Re: [RFC] Make use of non-dynamic dmabuf in RDMA

From: Alex Deucher
Date: Tue Aug 24 2021 - 15:44:00 EST


On Tue, Aug 24, 2021 at 3:16 PM Dave Airlie <airlied@xxxxxxxxx> wrote:
>
> On Wed, 25 Aug 2021 at 03:36, John Hubbard <jhubbard@xxxxxxxxxx> wrote:
> >
> > On 8/24/21 10:32 AM, Jason Gunthorpe wrote:
> > ...
> > >>> And yes at least for the amdgpu driver we migrate the memory to host
> > >>> memory as soon as it is pinned and I would expect that other GPU drivers
> > >>> do something similar.
> > >>
> > >> Well...for many topologies, migrating to host memory will result in a
> > >> dramatically slower p2p setup. For that reason, some GPU drivers may
> > >> want to allow pinning of video memory in some situations.
> > >>
> > >> Ideally, you've got modern ODP devices and you don't even need to pin.
> > >> But if not, and you still hope to do high performance p2p between a GPU
> > >> and a non-ODP Infiniband device, then you would need to leave the pinned
> > >> memory in vidmem.
> > >>
> > >> So I think we don't want to rule out that behavior, right? Or is the
> > >> thinking more like, "you're lucky that this old non-ODP setup works at
> > >> all, and we'll make it work by routing through host/cpu memory, but it
> > >> will be slow"?
> > >
> > > I think it depends on the user, if the user creates memory which is
> > > permanently located on the GPU then it should be pinnable in this way
> > > without force migration.

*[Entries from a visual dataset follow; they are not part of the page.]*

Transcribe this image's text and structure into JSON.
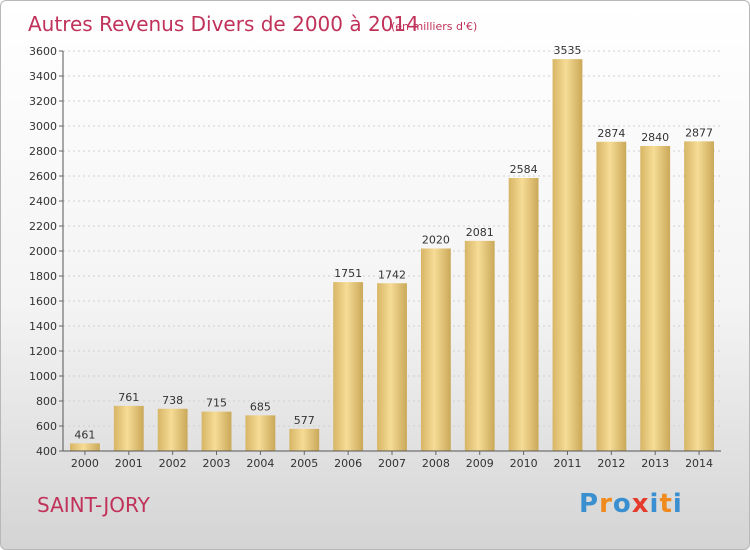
{
  "chart_data": {
    "type": "bar",
    "title": "Autres Revenus Divers de 2000 à 2014",
    "subtitle": "(en milliers d'€)",
    "categories": [
      "2000",
      "2001",
      "2002",
      "2003",
      "2004",
      "2005",
      "2006",
      "2007",
      "2008",
      "2009",
      "2010",
      "2011",
      "2012",
      "2013",
      "2014"
    ],
    "values": [
      461,
      761,
      738,
      715,
      685,
      577,
      1751,
      1742,
      2020,
      2081,
      2584,
      3535,
      2874,
      2840,
      2877
    ],
    "ylim": [
      400,
      3600
    ],
    "yticks": [
      400,
      600,
      800,
      1000,
      1200,
      1400,
      1600,
      1800,
      2000,
      2200,
      2400,
      2600,
      2800,
      3000,
      3200,
      3400,
      3600
    ],
    "grid": true,
    "bar_color": "#e6c87a"
  },
  "footer": {
    "place": "SAINT-JORY",
    "logo": [
      "P",
      "r",
      "o",
      "x",
      "i",
      "t",
      "i"
    ],
    "logo_colors": [
      "#3a8fd0",
      "#f08a1c",
      "#3a8fd0",
      "#e53b2c",
      "#3a8fd0",
      "#f08a1c",
      "#3a8fd0"
    ]
  }
}
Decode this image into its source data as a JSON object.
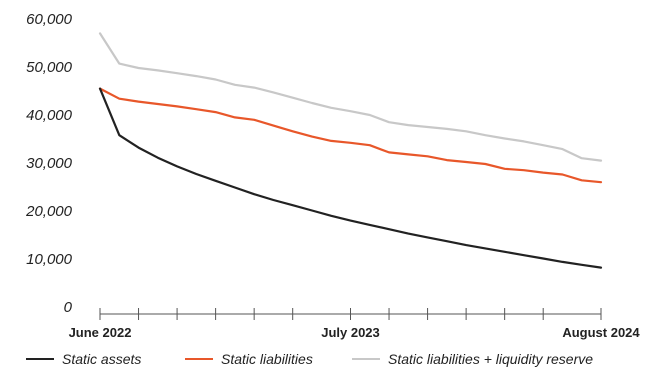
{
  "chart_data": {
    "type": "line",
    "title": "",
    "xlabel": "",
    "ylabel": "",
    "ylim": [
      0,
      60000
    ],
    "yticks": [
      0,
      10000,
      20000,
      30000,
      40000,
      50000,
      60000
    ],
    "ytick_labels": [
      "0",
      "10,000",
      "20,000",
      "30,000",
      "40,000",
      "50,000",
      "60,000"
    ],
    "x_start": "2022-06",
    "x_end": "2024-08",
    "xtick_labels": [
      {
        "date": "2022-06",
        "label": "June 2022"
      },
      {
        "date": "2023-07",
        "label": "July 2023"
      },
      {
        "date": "2024-08",
        "label": "August 2024"
      }
    ],
    "x_minor_ticks": [
      "2022-06",
      "2022-08",
      "2022-10",
      "2022-12",
      "2023-02",
      "2023-04",
      "2023-07",
      "2023-09",
      "2023-11",
      "2024-01",
      "2024-03",
      "2024-05",
      "2024-08"
    ],
    "grid": false,
    "legend_position": "bottom",
    "x": [
      "2022-06",
      "2022-07",
      "2022-08",
      "2022-09",
      "2022-10",
      "2022-11",
      "2022-12",
      "2023-01",
      "2023-02",
      "2023-03",
      "2023-04",
      "2023-05",
      "2023-06",
      "2023-07",
      "2023-08",
      "2023-09",
      "2023-10",
      "2023-11",
      "2023-12",
      "2024-01",
      "2024-02",
      "2024-03",
      "2024-04",
      "2024-05",
      "2024-06",
      "2024-07",
      "2024-08"
    ],
    "series": [
      {
        "name": "Static assets",
        "color": "#222222",
        "values": [
          45500,
          35800,
          33200,
          31100,
          29300,
          27700,
          26300,
          24900,
          23500,
          22300,
          21200,
          20100,
          19000,
          18000,
          17100,
          16200,
          15300,
          14500,
          13700,
          12900,
          12200,
          11500,
          10800,
          10100,
          9400,
          8800,
          8200
        ]
      },
      {
        "name": "Static liabilities",
        "color": "#e8572a",
        "values": [
          45500,
          43400,
          42800,
          42300,
          41800,
          41200,
          40600,
          39500,
          39000,
          37800,
          36600,
          35500,
          34600,
          34200,
          33700,
          32200,
          31800,
          31400,
          30600,
          30200,
          29800,
          28800,
          28500,
          28000,
          27600,
          26400,
          26000
        ]
      },
      {
        "name": "Static liabilities + liquidity reserve",
        "color": "#c8c8c8",
        "values": [
          57000,
          50700,
          49800,
          49300,
          48700,
          48100,
          47400,
          46300,
          45700,
          44700,
          43600,
          42500,
          41500,
          40800,
          40000,
          38500,
          37900,
          37500,
          37100,
          36600,
          35800,
          35100,
          34500,
          33700,
          32900,
          31000,
          30500
        ]
      }
    ]
  }
}
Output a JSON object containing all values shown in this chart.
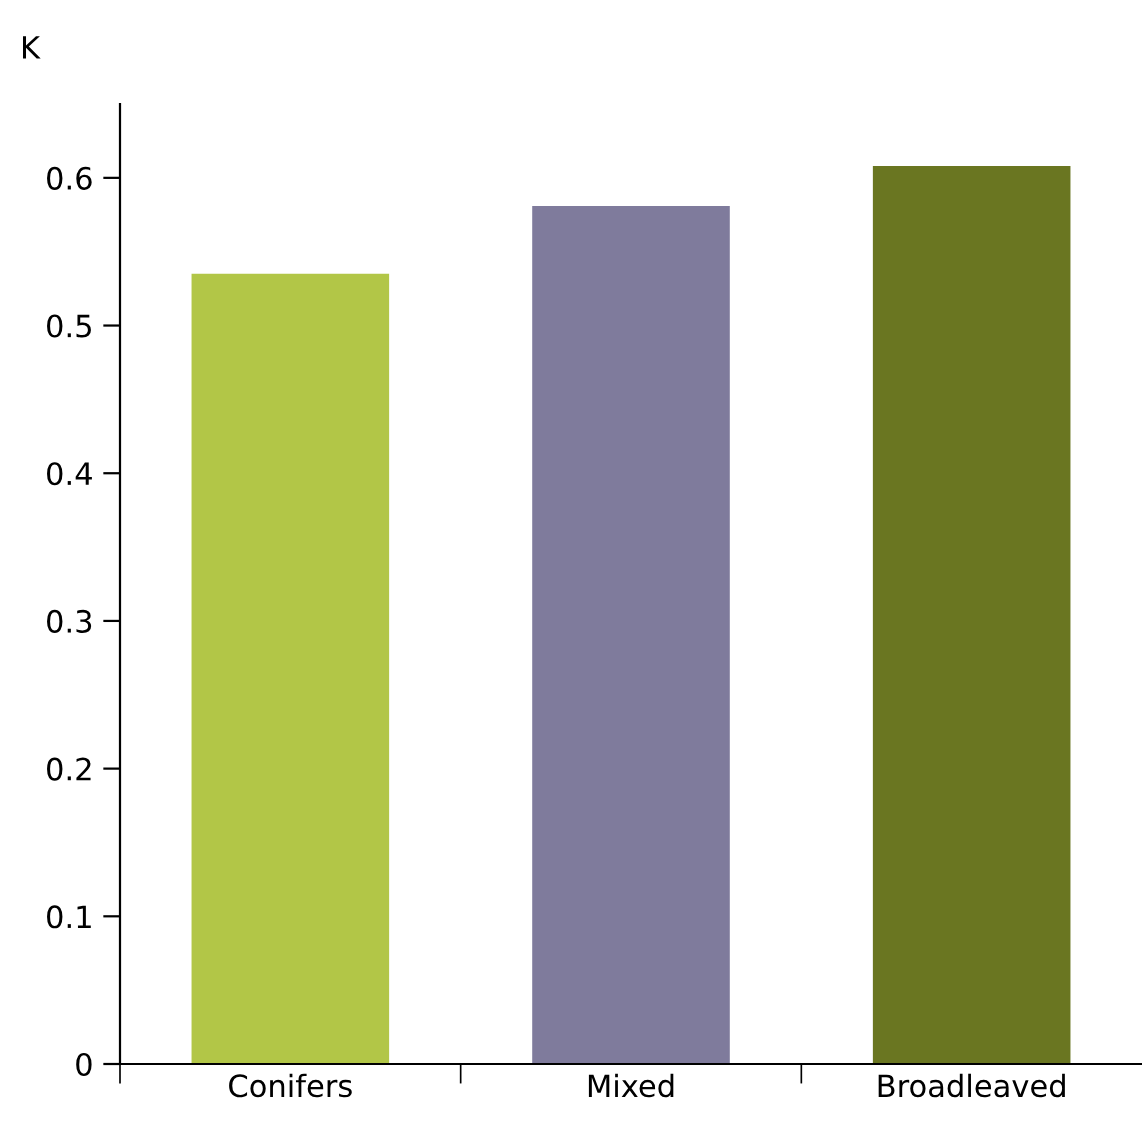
{
  "chart_data": {
    "type": "bar",
    "ylabel": "K",
    "categories": [
      "Conifers",
      "Mixed",
      "Broadleaved"
    ],
    "values": [
      0.535,
      0.581,
      0.608
    ],
    "colors": [
      "#b2c647",
      "#7f7b9c",
      "#6a7621"
    ],
    "ylim": [
      0,
      0.65
    ],
    "yticks": [
      0,
      0.1,
      0.2,
      0.3,
      0.4,
      0.5,
      0.6
    ],
    "grid": false,
    "legend": false
  }
}
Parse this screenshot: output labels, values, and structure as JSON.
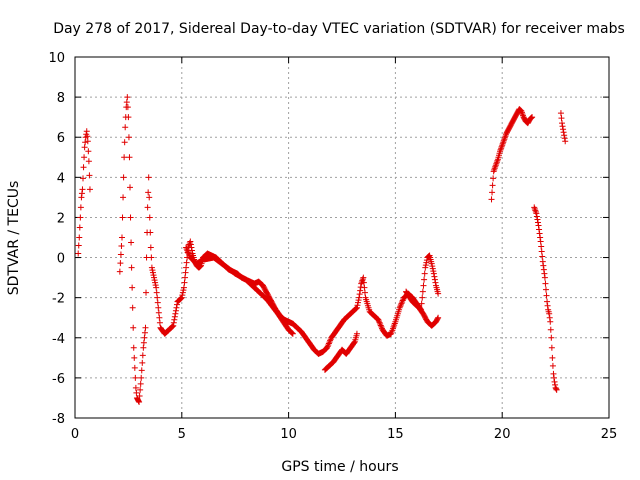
{
  "chart_data": {
    "type": "scatter",
    "title": "Day 278 of 2017, Sidereal Day-to-day VTEC variation (SDTVAR) for receiver mabs",
    "xlabel": "GPS time / hours",
    "ylabel": "SDTVAR / TECUs",
    "xlim": [
      0,
      25
    ],
    "ylim": [
      -8,
      10
    ],
    "x_ticks": [
      0,
      5,
      10,
      15,
      20,
      25
    ],
    "x_tick_labels": [
      "0",
      "5",
      "10",
      "15",
      "20",
      "25"
    ],
    "y_ticks": [
      -8,
      -6,
      -4,
      -2,
      0,
      2,
      4,
      6,
      8,
      10
    ],
    "y_tick_labels": [
      "-8",
      "-6",
      "-4",
      "-2",
      "0",
      "2",
      "4",
      "6",
      "8",
      "10"
    ],
    "grid": true,
    "marker": "+",
    "color": "#e00000",
    "series": [
      {
        "name": "SDTVAR",
        "segments": [
          [
            [
              0.15,
              0.2
            ],
            [
              0.2,
              1.0
            ],
            [
              0.25,
              2.0
            ],
            [
              0.3,
              3.0
            ],
            [
              0.35,
              3.4
            ],
            [
              0.4,
              4.5
            ],
            [
              0.45,
              5.5
            ],
            [
              0.5,
              6.0
            ],
            [
              0.55,
              6.3
            ],
            [
              0.6,
              5.8
            ],
            [
              0.65,
              4.8
            ],
            [
              0.7,
              3.4
            ]
          ],
          [
            [
              2.1,
              -0.7
            ],
            [
              2.2,
              1.0
            ],
            [
              2.25,
              3.0
            ],
            [
              2.3,
              5.0
            ],
            [
              2.35,
              6.5
            ],
            [
              2.4,
              7.5
            ],
            [
              2.45,
              8.0
            ],
            [
              2.5,
              7.0
            ],
            [
              2.55,
              5.0
            ],
            [
              2.6,
              2.0
            ],
            [
              2.65,
              -0.5
            ],
            [
              2.7,
              -2.5
            ],
            [
              2.75,
              -4.5
            ],
            [
              2.8,
              -5.5
            ],
            [
              2.85,
              -6.5
            ],
            [
              2.9,
              -7.0
            ],
            [
              3.0,
              -7.2
            ],
            [
              3.1,
              -6.0
            ],
            [
              3.2,
              -4.5
            ],
            [
              3.3,
              -3.5
            ],
            [
              3.35,
              0.0
            ],
            [
              3.4,
              2.5
            ],
            [
              3.45,
              4.0
            ],
            [
              3.5,
              2.0
            ],
            [
              3.55,
              0.5
            ],
            [
              3.6,
              -0.5
            ],
            [
              3.7,
              -1.0
            ],
            [
              3.8,
              -1.5
            ],
            [
              3.9,
              -2.5
            ],
            [
              4.0,
              -3.5
            ],
            [
              4.2,
              -3.8
            ],
            [
              4.4,
              -3.6
            ],
            [
              4.6,
              -3.4
            ],
            [
              4.7,
              -2.8
            ],
            [
              4.8,
              -2.2
            ],
            [
              5.0,
              -2.0
            ],
            [
              5.1,
              -1.5
            ],
            [
              5.2,
              -0.5
            ],
            [
              5.3,
              0.5
            ],
            [
              5.4,
              0.8
            ],
            [
              5.5,
              0.2
            ],
            [
              5.6,
              -0.2
            ],
            [
              5.7,
              -0.4
            ],
            [
              5.8,
              -0.5
            ],
            [
              5.9,
              -0.4
            ],
            [
              6.0,
              0.0
            ],
            [
              6.2,
              0.2
            ],
            [
              6.4,
              0.1
            ],
            [
              6.6,
              0.0
            ],
            [
              6.8,
              -0.2
            ],
            [
              7.0,
              -0.4
            ],
            [
              7.2,
              -0.6
            ],
            [
              7.4,
              -0.7
            ],
            [
              7.6,
              -0.8
            ],
            [
              7.8,
              -1.0
            ],
            [
              8.0,
              -1.1
            ],
            [
              8.2,
              -1.2
            ],
            [
              8.4,
              -1.3
            ],
            [
              8.6,
              -1.2
            ],
            [
              8.8,
              -1.4
            ],
            [
              9.0,
              -1.8
            ],
            [
              9.2,
              -2.2
            ],
            [
              9.4,
              -2.6
            ],
            [
              9.6,
              -2.9
            ],
            [
              9.8,
              -3.1
            ],
            [
              10.0,
              -3.2
            ],
            [
              10.2,
              -3.3
            ],
            [
              10.4,
              -3.5
            ],
            [
              10.6,
              -3.7
            ],
            [
              10.8,
              -4.0
            ],
            [
              11.0,
              -4.3
            ],
            [
              11.2,
              -4.6
            ],
            [
              11.4,
              -4.8
            ],
            [
              11.6,
              -4.7
            ],
            [
              11.8,
              -4.5
            ],
            [
              12.0,
              -4.0
            ],
            [
              12.2,
              -3.7
            ],
            [
              12.4,
              -3.4
            ],
            [
              12.6,
              -3.1
            ],
            [
              12.8,
              -2.9
            ],
            [
              13.0,
              -2.7
            ],
            [
              13.2,
              -2.5
            ],
            [
              13.3,
              -2.0
            ],
            [
              13.4,
              -1.3
            ],
            [
              13.5,
              -1.0
            ],
            [
              13.6,
              -2.0
            ],
            [
              13.8,
              -2.7
            ],
            [
              14.0,
              -2.9
            ],
            [
              14.2,
              -3.1
            ],
            [
              14.4,
              -3.6
            ],
            [
              14.6,
              -3.9
            ],
            [
              14.8,
              -3.8
            ],
            [
              15.0,
              -3.2
            ],
            [
              15.2,
              -2.5
            ],
            [
              15.4,
              -2.0
            ],
            [
              15.6,
              -1.8
            ],
            [
              15.8,
              -2.0
            ],
            [
              16.0,
              -2.3
            ],
            [
              16.2,
              -2.6
            ],
            [
              16.4,
              -0.5
            ],
            [
              16.5,
              0.0
            ],
            [
              16.6,
              0.1
            ],
            [
              16.7,
              -0.3
            ],
            [
              16.8,
              -0.8
            ],
            [
              16.9,
              -1.4
            ],
            [
              17.0,
              -1.8
            ]
          ],
          [
            [
              5.2,
              0.5
            ],
            [
              5.4,
              0.0
            ],
            [
              5.7,
              -0.3
            ],
            [
              6.0,
              -0.1
            ],
            [
              6.5,
              0.0
            ],
            [
              7.0,
              -0.4
            ],
            [
              7.5,
              -0.8
            ],
            [
              8.0,
              -1.1
            ],
            [
              8.5,
              -1.6
            ],
            [
              9.0,
              -2.1
            ],
            [
              9.5,
              -2.8
            ],
            [
              10.0,
              -3.6
            ],
            [
              10.2,
              -3.8
            ]
          ],
          [
            [
              11.7,
              -5.6
            ],
            [
              11.9,
              -5.4
            ],
            [
              12.1,
              -5.2
            ],
            [
              12.3,
              -4.9
            ],
            [
              12.5,
              -4.6
            ],
            [
              12.7,
              -4.8
            ],
            [
              12.9,
              -4.5
            ],
            [
              13.1,
              -4.2
            ],
            [
              13.2,
              -3.8
            ]
          ],
          [
            [
              15.5,
              -1.7
            ],
            [
              15.8,
              -2.2
            ],
            [
              16.1,
              -2.5
            ],
            [
              16.3,
              -2.8
            ],
            [
              16.5,
              -3.2
            ],
            [
              16.7,
              -3.4
            ],
            [
              16.9,
              -3.2
            ],
            [
              17.0,
              -3.0
            ]
          ],
          [
            [
              19.5,
              2.9
            ],
            [
              19.6,
              4.3
            ],
            [
              19.7,
              4.6
            ],
            [
              19.8,
              4.9
            ],
            [
              19.9,
              5.3
            ],
            [
              20.0,
              5.6
            ],
            [
              20.1,
              5.9
            ],
            [
              20.2,
              6.2
            ],
            [
              20.3,
              6.4
            ],
            [
              20.4,
              6.6
            ],
            [
              20.5,
              6.8
            ],
            [
              20.6,
              7.0
            ],
            [
              20.7,
              7.2
            ],
            [
              20.8,
              7.4
            ],
            [
              20.9,
              7.3
            ],
            [
              21.0,
              7.0
            ],
            [
              21.1,
              6.8
            ],
            [
              21.2,
              6.7
            ],
            [
              21.3,
              6.9
            ],
            [
              21.4,
              7.0
            ]
          ],
          [
            [
              21.5,
              2.5
            ],
            [
              21.6,
              2.2
            ],
            [
              21.7,
              1.6
            ],
            [
              21.8,
              0.8
            ],
            [
              21.9,
              -0.2
            ],
            [
              22.0,
              -1.0
            ],
            [
              22.1,
              -2.2
            ],
            [
              22.15,
              -2.6
            ],
            [
              22.2,
              -2.8
            ],
            [
              22.25,
              -3.2
            ],
            [
              22.3,
              -4.0
            ],
            [
              22.35,
              -5.0
            ],
            [
              22.4,
              -5.8
            ],
            [
              22.45,
              -6.2
            ],
            [
              22.5,
              -6.5
            ],
            [
              22.55,
              -6.6
            ]
          ],
          [
            [
              22.75,
              7.2
            ],
            [
              22.8,
              6.7
            ],
            [
              22.85,
              6.4
            ],
            [
              22.9,
              6.1
            ],
            [
              22.95,
              5.8
            ]
          ]
        ]
      }
    ]
  }
}
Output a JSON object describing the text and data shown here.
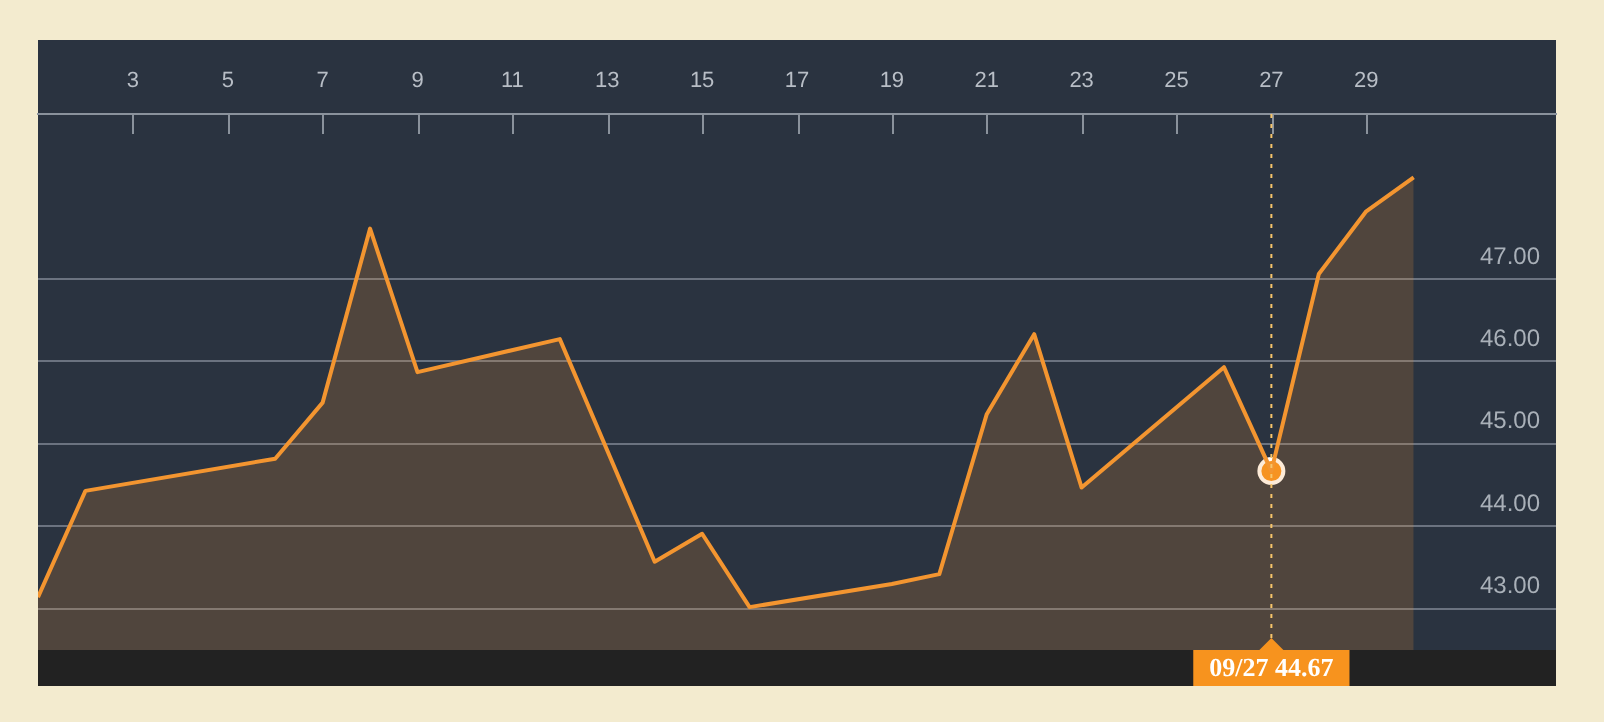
{
  "chart_data": {
    "type": "area",
    "x": [
      1,
      2,
      6,
      7,
      8,
      9,
      12,
      14,
      15,
      16,
      19,
      20,
      21,
      22,
      23,
      26,
      27,
      28,
      29,
      30
    ],
    "series": [
      {
        "color": "#f39530",
        "values": [
          43.14,
          44.43,
          44.82,
          45.5,
          47.61,
          45.87,
          46.27,
          43.57,
          43.91,
          43.02,
          43.3,
          43.42,
          45.36,
          46.33,
          44.47,
          45.93,
          44.67,
          47.06,
          47.82,
          48.23
        ]
      },
      {
        "type": "scatter",
        "color": "#f7931e",
        "x": [
          27
        ],
        "values": [
          44.67
        ]
      }
    ],
    "xlim": [
      1,
      33
    ],
    "xticks": [
      3,
      5,
      7,
      9,
      11,
      13,
      15,
      17,
      19,
      21,
      23,
      25,
      27,
      29
    ],
    "ylim": [
      42.5,
      49
    ],
    "yticks": [
      {
        "value": 43,
        "label": "43.00"
      },
      {
        "value": 44,
        "label": "44.00"
      },
      {
        "value": 45,
        "label": "45.00"
      },
      {
        "value": 46,
        "label": "46.00"
      },
      {
        "value": 47,
        "label": "47.00"
      }
    ],
    "grid": "y",
    "legend": false,
    "line_style": "solid",
    "ref_lines": [
      {
        "axis": "x",
        "value": 27,
        "color": "#f7c56a",
        "line_style": "dotted"
      }
    ],
    "annotations": [
      "09/27 44.67"
    ]
  }
}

But if the memory is inherently migratable
> > > then it just cannot be pinned in the GPU at all as we can't
> > > indefinately block migration from happening eg if the CPU touches it
> > > later or something.
> > >
> >
> > OK. I just want to avoid creating any API-level assumptions that dma_buf_pin()
> > necessarily implies or requires migrating to host memory.
>
> I'm not sure we should be allowing dma_buf_pin at all on
> non-migratable memory, what's to stop someone just pinning all the
> VRAM and making the GPU unuseable?

In a lot of cases we have GPUs with more VRAM than system memory, but
we allow pinning in system memory.

Alex

>
> I understand not considering more than a single user in these
> situations is enterprise thinking, but I do worry about pinning is
> always fine type of thinking when things are shared or multi-user.
>
> My impression from this is we've designed hardware that didn't
> consider the problem, and now to let us use that hardware in horrible
> ways we should just allow it to pin all the things.
>
> Dave.